At that point, the OCE referred the matter to the House Ethics Committee, which reviews the office’s findings and is empowered to mete out punishment. Though the committee in August agreed that Schmidt’s acceptance of the legal services constituted an improper gift, it said it would not impose further sanctions because she was unaware of the compensation agreement between the defense fund and the coalition.
“The Committee’s review of the matter indicated that Representative Schmidt did, in fact, receive an impermissible gift from TCA as OCE has alleged, and therefore the Committee did not dismiss the OCE matter,” a statement released by the committee in August read. “However, the Committee has found that Representative Schmidt’s lawyers failed to inform her of their payment arrangement with TCA, and made false and misleading statements to her about their relationship with TCA and TALDF. ... Representative Schmidt must now disclose and repay the gift.”
Schmidt has yet to file amended disclosures that detail debts she incurred with the TALDF, according to House records.
The CREW complaint filed Wednesday cites a confidential summary of OCE interviews with Bruce Fein, one of Schmidt’s lawyers at the legal defense fund, and Barry Bennett, her former chief of staff. Fein told OCE investigators that he “explained TALDF’s legal services were provided at no charge to Representative Schmidt and that was his understanding at their first meeting,” according to one attached memorandum. Though Bennett told investigators that Schmidt was waiting to see whether contingency-fee payment agreements were permitted under House ethics rules, Fein told investigators that “the legal services for the defamation suit are not part of a contingency fee arrangement. The services are pro bono like any other services provided,” the summary of his interview said.
“The public record speaks for us. I don’t think I have anything more to add,” Fein said Wednesday when reached at his office.

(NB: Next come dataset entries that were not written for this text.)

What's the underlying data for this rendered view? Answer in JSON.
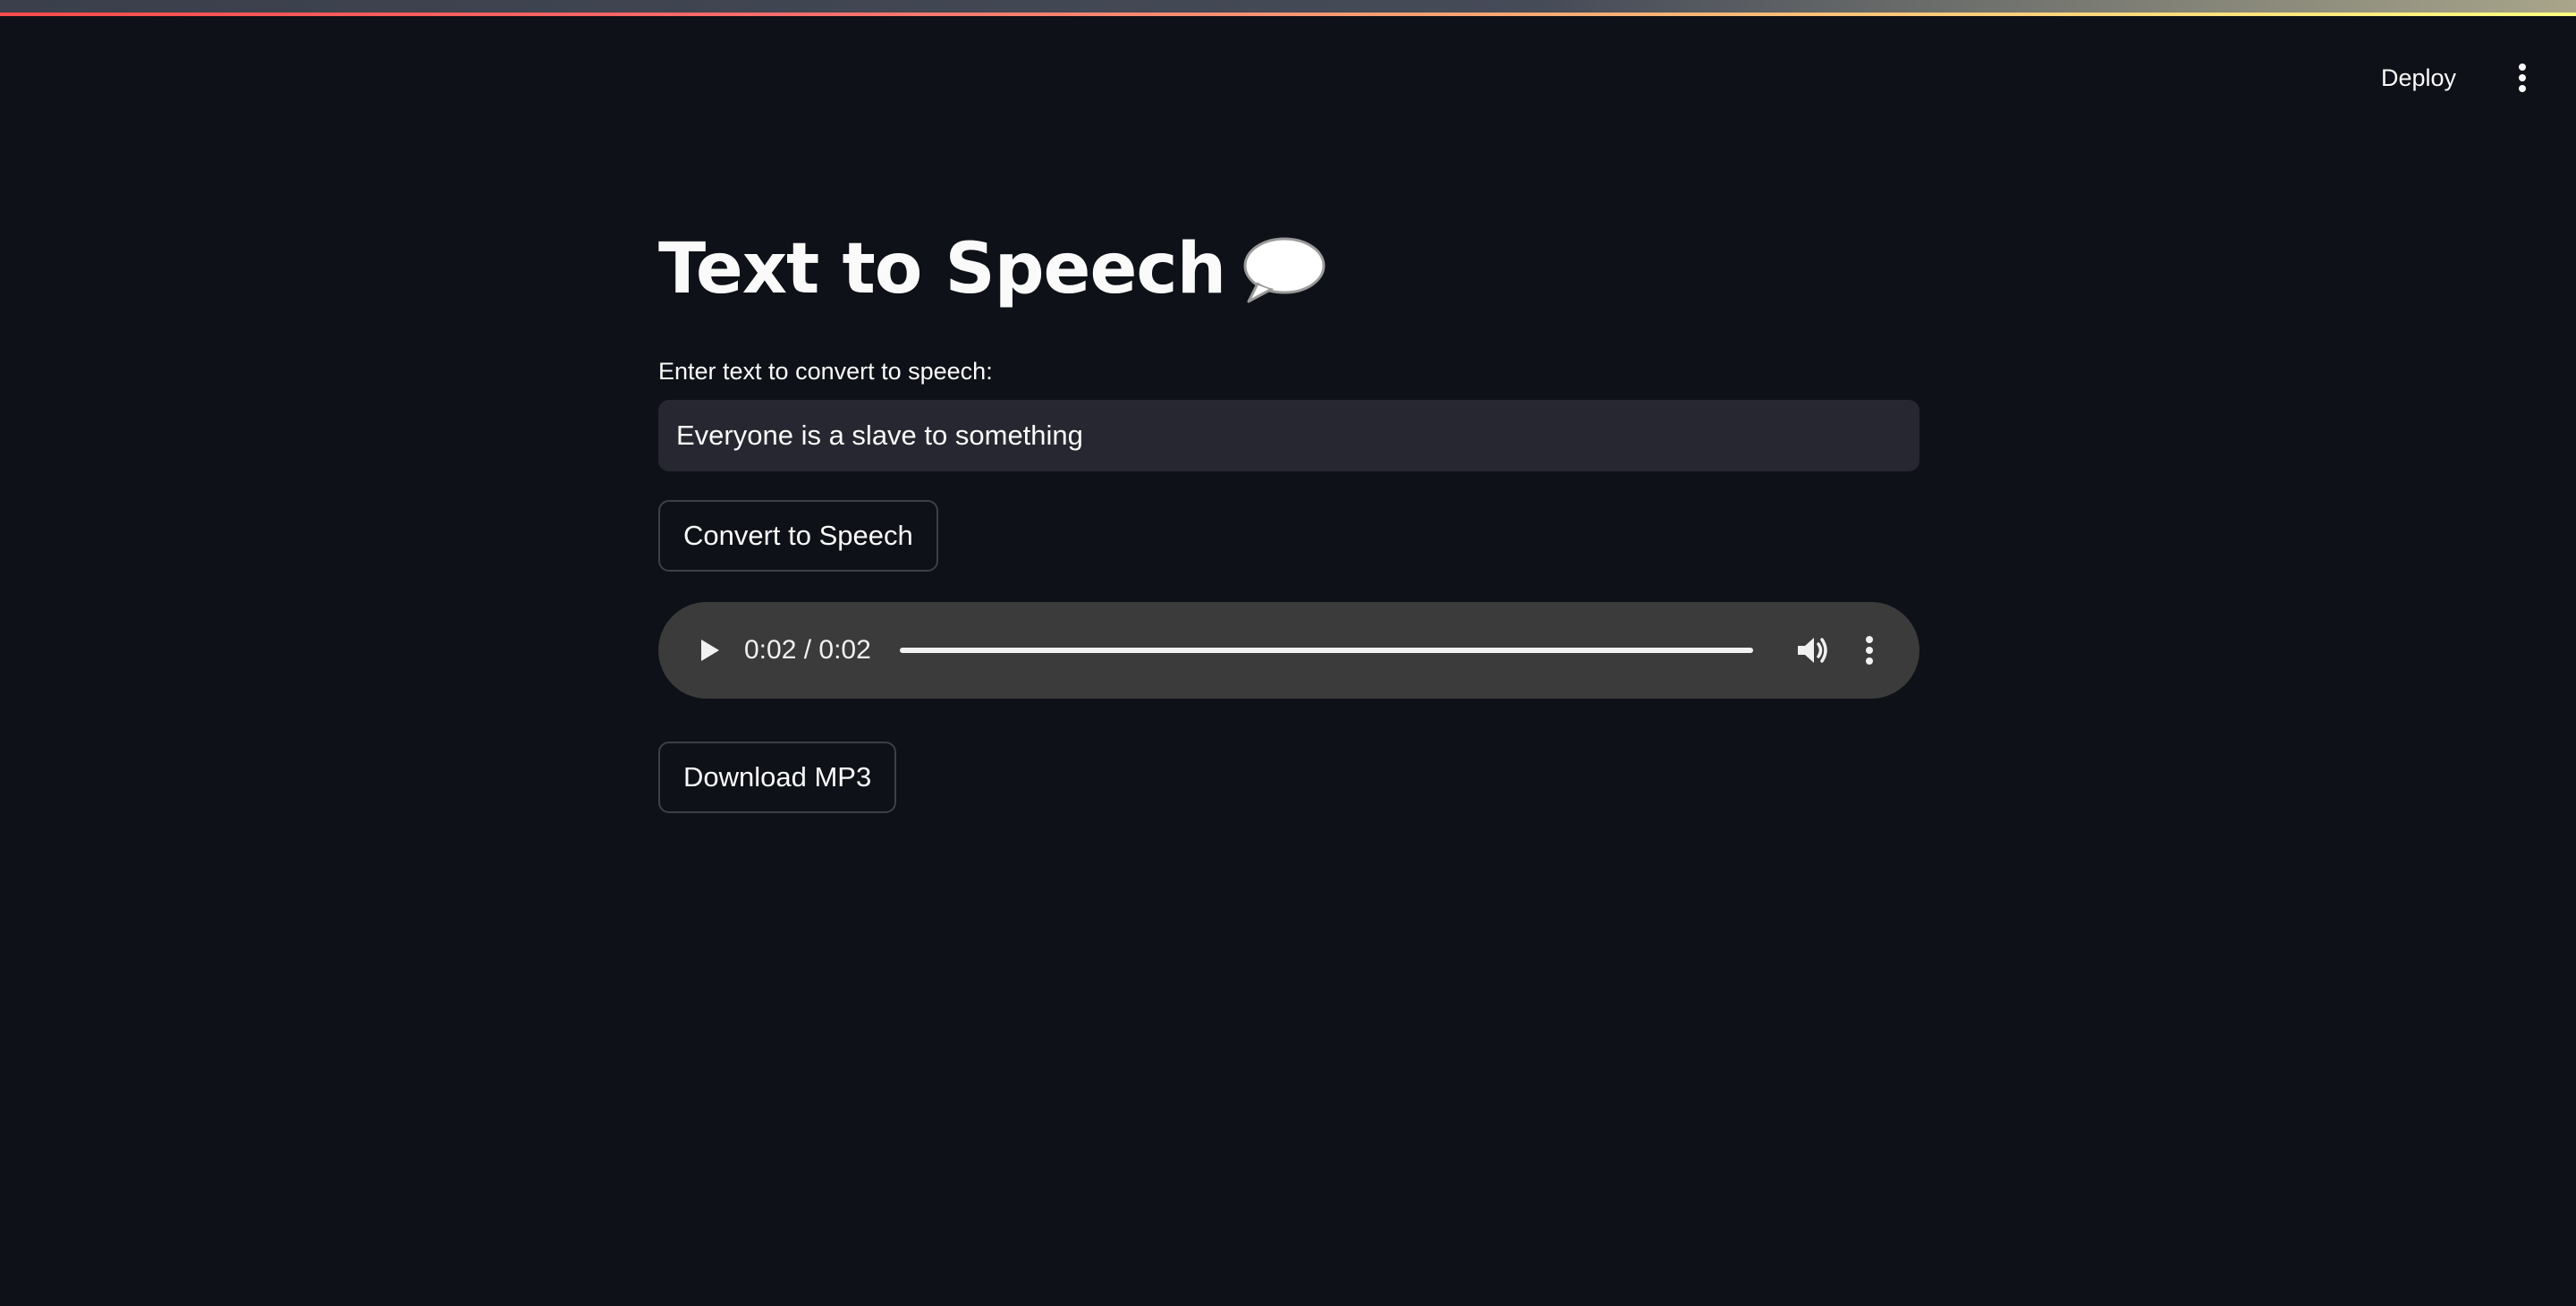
{
  "header": {
    "deploy_label": "Deploy",
    "menu_icon": "vertical-dots-icon"
  },
  "main": {
    "title": "Text to Speech",
    "title_icon": "speech-bubble-icon",
    "input_label": "Enter text to convert to speech:",
    "input_value": "Everyone is a slave to something",
    "convert_label": "Convert to Speech",
    "download_label": "Download MP3"
  },
  "audio": {
    "time": "0:02 / 0:02",
    "progress": 1.0,
    "play_icon": "play-icon",
    "volume_icon": "volume-icon",
    "options_icon": "vertical-dots-icon"
  },
  "colors": {
    "background": "#0e1117",
    "input_background": "#262730",
    "player_background": "#3b3b3b",
    "text": "#fafafa"
  }
}
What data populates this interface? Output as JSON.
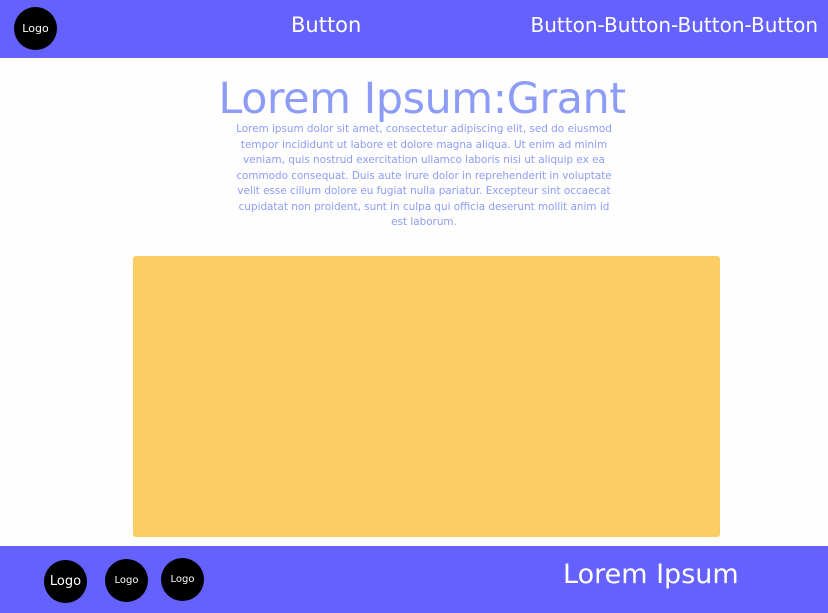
{
  "header": {
    "logo_label": "Logo",
    "button_label": "Button",
    "multi_button_label": "Button-Button-Button-Button"
  },
  "hero": {
    "title": "Lorem Ipsum:Grant",
    "body": "Lorem ipsum dolor sit amet, consectetur adipiscing elit, sed do eiusmod tempor incididunt ut labore et dolore magna aliqua. Ut enim ad minim veniam, quis nostrud exercitation ullamco laboris nisi ut aliquip ex ea commodo consequat. Duis aute irure dolor in reprehenderit in voluptate velit esse cillum dolore eu fugiat nulla pariatur. Excepteur sint occaecat cupidatat non proident, sunt in culpa qui officia deserunt mollit anim id est laborum."
  },
  "footer": {
    "logos": [
      "Logo",
      "Logo",
      "Logo"
    ],
    "text": "Lorem Ipsum"
  },
  "colors": {
    "bar": "#6561fe",
    "text_accent": "#8d9cf6",
    "image_placeholder": "#fbcd65",
    "logo_bg": "#000000",
    "background": "#fefefe"
  }
}
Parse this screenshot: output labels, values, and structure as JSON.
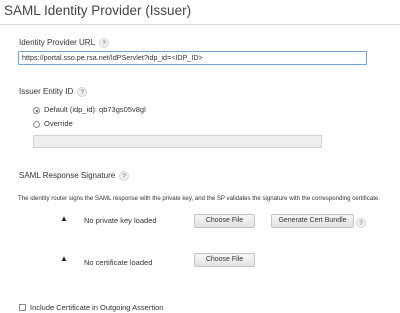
{
  "page": {
    "title": "SAML Identity Provider (Issuer)"
  },
  "idp_url": {
    "label": "Identity Provider URL",
    "help": "?",
    "value": "https://portal.sso.pe.rsa.net/IdPServlet?idp_id=<IDP_ID>"
  },
  "issuer": {
    "label": "Issuer Entity ID",
    "help": "?",
    "default_label": "Default (idp_id): qb73gs05v8gl",
    "override_label": "Override",
    "override_value": "",
    "selected": "default"
  },
  "saml_response": {
    "label": "SAML Response Signature",
    "help": "?",
    "description": "The identity router signs the SAML response with the private key, and the SP validates the signature with the corresponding certificate.",
    "private_key": {
      "icon": "warning-icon",
      "status": "No private key loaded",
      "choose_file_label": "Choose File",
      "generate_label": "Generate Cert Bundle",
      "generate_help": "?"
    },
    "certificate": {
      "icon": "warning-icon",
      "status": "No certificate loaded",
      "choose_file_label": "Choose File"
    }
  },
  "include_cert": {
    "label": "Include Certificate in Outgoing Assertion",
    "checked": false
  }
}
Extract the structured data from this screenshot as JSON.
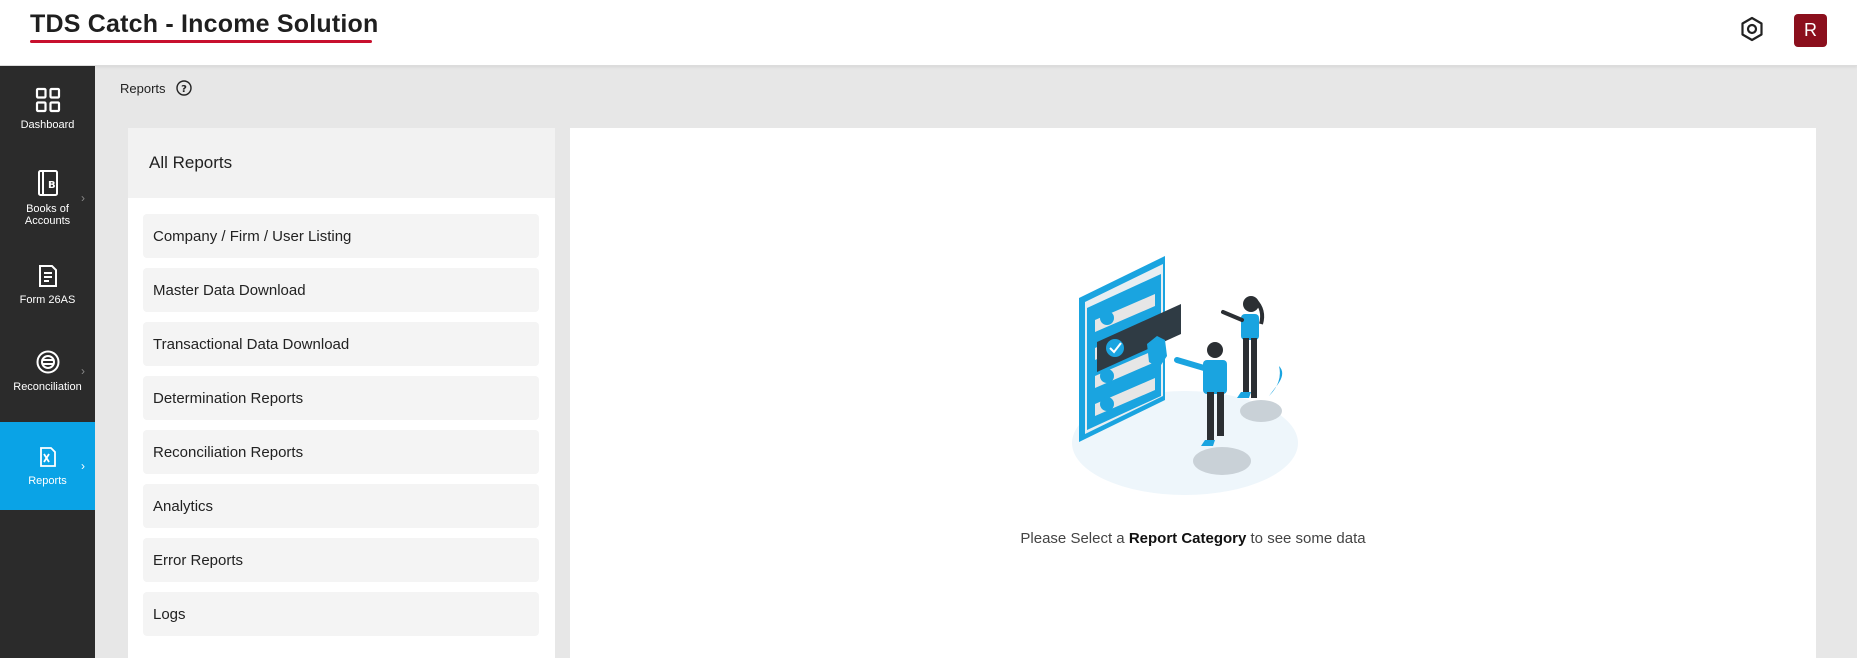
{
  "header": {
    "app_title": "TDS Catch - Income Solution",
    "avatar_initial": "R",
    "accent_color": "#c8102e"
  },
  "sidebar": {
    "items": [
      {
        "label": "Dashboard",
        "icon": "grid-icon"
      },
      {
        "label": "Books of\nAccounts",
        "icon": "book-icon"
      },
      {
        "label": "Form 26AS",
        "icon": "form-icon"
      },
      {
        "label": "Reconciliation",
        "icon": "reconcile-icon"
      },
      {
        "label": "Reports",
        "icon": "excel-icon",
        "active": true
      }
    ],
    "active_color": "#0aa3e6"
  },
  "breadcrumb": {
    "title": "Reports"
  },
  "reports": {
    "header": "All Reports",
    "items": [
      "Company / Firm / User Listing",
      "Master Data Download",
      "Transactional Data Download",
      "Determination Reports",
      "Reconciliation Reports",
      "Analytics",
      "Error Reports",
      "Logs"
    ]
  },
  "content": {
    "msg_prefix": "Please Select a ",
    "msg_bold": "Report Category",
    "msg_suffix": " to see some data"
  }
}
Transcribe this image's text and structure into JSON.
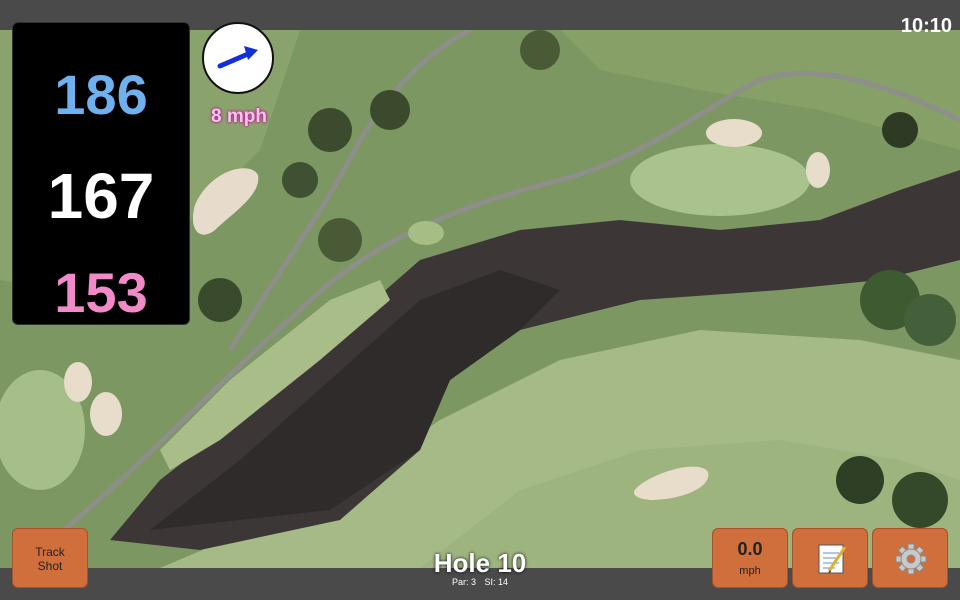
{
  "status_bar": {
    "time": "10:10"
  },
  "distances": {
    "back": "186",
    "middle": "167",
    "front": "153"
  },
  "wind": {
    "speed_label": "8 mph",
    "direction_icon": "arrow-icon",
    "arrow_color": "#1130d8"
  },
  "controls": {
    "track_shot_line1": "Track",
    "track_shot_line2": "Shot",
    "speed_value": "0.0",
    "speed_unit": "mph",
    "notes_icon": "notepad-icon",
    "settings_icon": "gear-icon"
  },
  "hole": {
    "title": "Hole 10",
    "par": "Par: 3",
    "si": "SI: 14"
  },
  "colors": {
    "button": "#d06f3c",
    "back_distance": "#6fb0ef",
    "front_distance": "#f28ac9",
    "wind_text_glow": "#c20f99"
  }
}
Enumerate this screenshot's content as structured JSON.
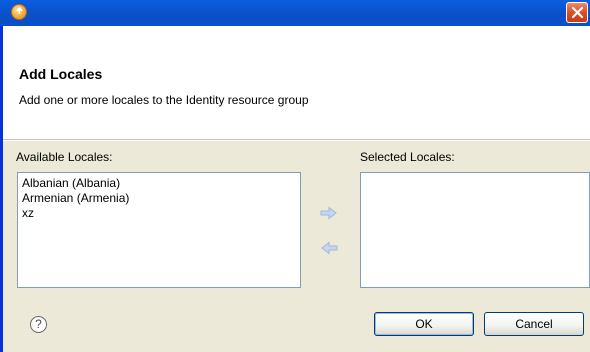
{
  "window": {
    "title_icon": "app-icon",
    "close_icon": "close-icon"
  },
  "header": {
    "title": "Add Locales",
    "description": "Add one or more locales to the Identity resource group"
  },
  "available": {
    "label": "Available Locales:",
    "items": [
      "Albanian (Albania)",
      "Armenian (Armenia)",
      "xz"
    ]
  },
  "selected": {
    "label": "Selected Locales:",
    "items": []
  },
  "controls": {
    "add_icon": "arrow-right-icon",
    "remove_icon": "arrow-left-icon",
    "help_glyph": "?"
  },
  "buttons": {
    "ok": "OK",
    "cancel": "Cancel"
  },
  "colors": {
    "titlebar": "#0a55d2",
    "dialog_bg": "#ece9d8",
    "list_border": "#7f9db9",
    "close_button": "#dc4d25"
  }
}
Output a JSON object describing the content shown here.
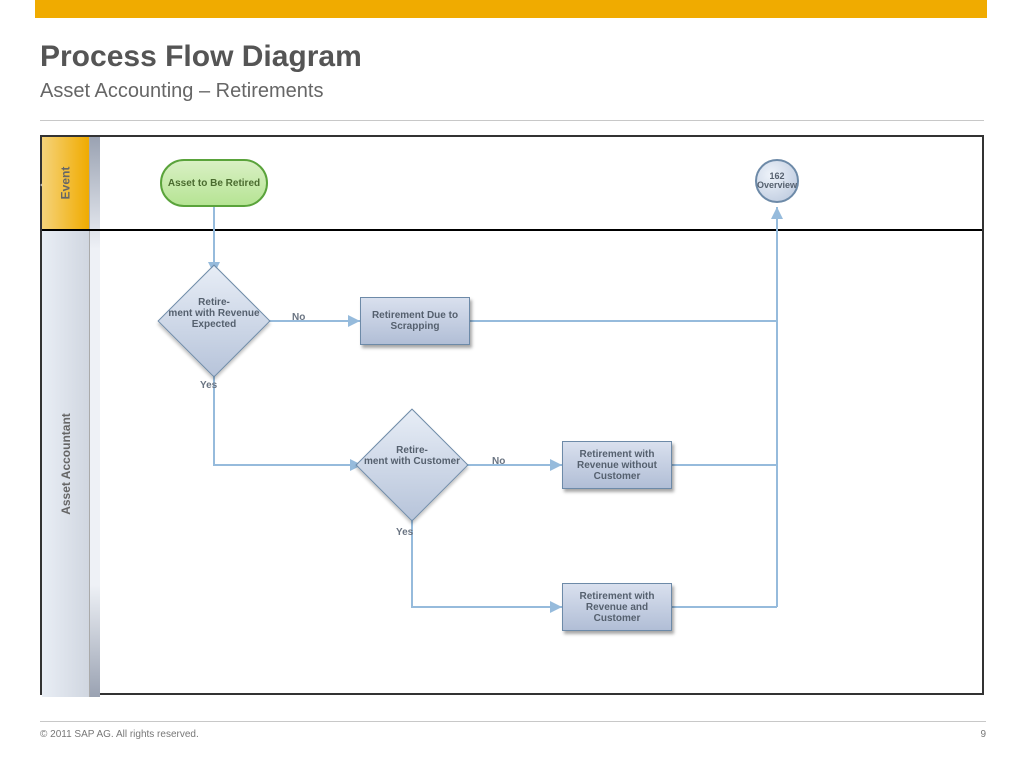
{
  "header": {
    "title": "Process Flow Diagram",
    "subtitle": "Asset Accounting – Retirements"
  },
  "lanes": {
    "event": "Event",
    "accountant": "Asset Accountant"
  },
  "nodes": {
    "start": "Asset to Be Retired",
    "end": "162 Overview",
    "decision1": "Retire-\nment with Revenue Expected",
    "decision2": "Retire-\nment with Customer",
    "process_scrap": "Retirement Due to Scrapping",
    "process_no_cust": "Retirement with Revenue without Customer",
    "process_with_cust": "Retirement with Revenue and Customer"
  },
  "edges": {
    "no": "No",
    "yes": "Yes"
  },
  "footer": {
    "copyright": "©  2011 SAP AG. All rights reserved.",
    "page": "9"
  },
  "colors": {
    "brand": "#f0ab00",
    "connector": "#96bbdc",
    "node_border": "#6d8aa8"
  }
}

If the OCE decides to launch a new probe into Schmidt’s knowledge of the fee arrangement, two members of its eight-member board — one appointed by the Minority Leader and one appointed by the Majority Leader — must submit a written request to start a preliminary review. After that, three votes would be needed for it to proceed to the sort of formal investigative stage that could result in a referral of its findings to the Ethics Committee.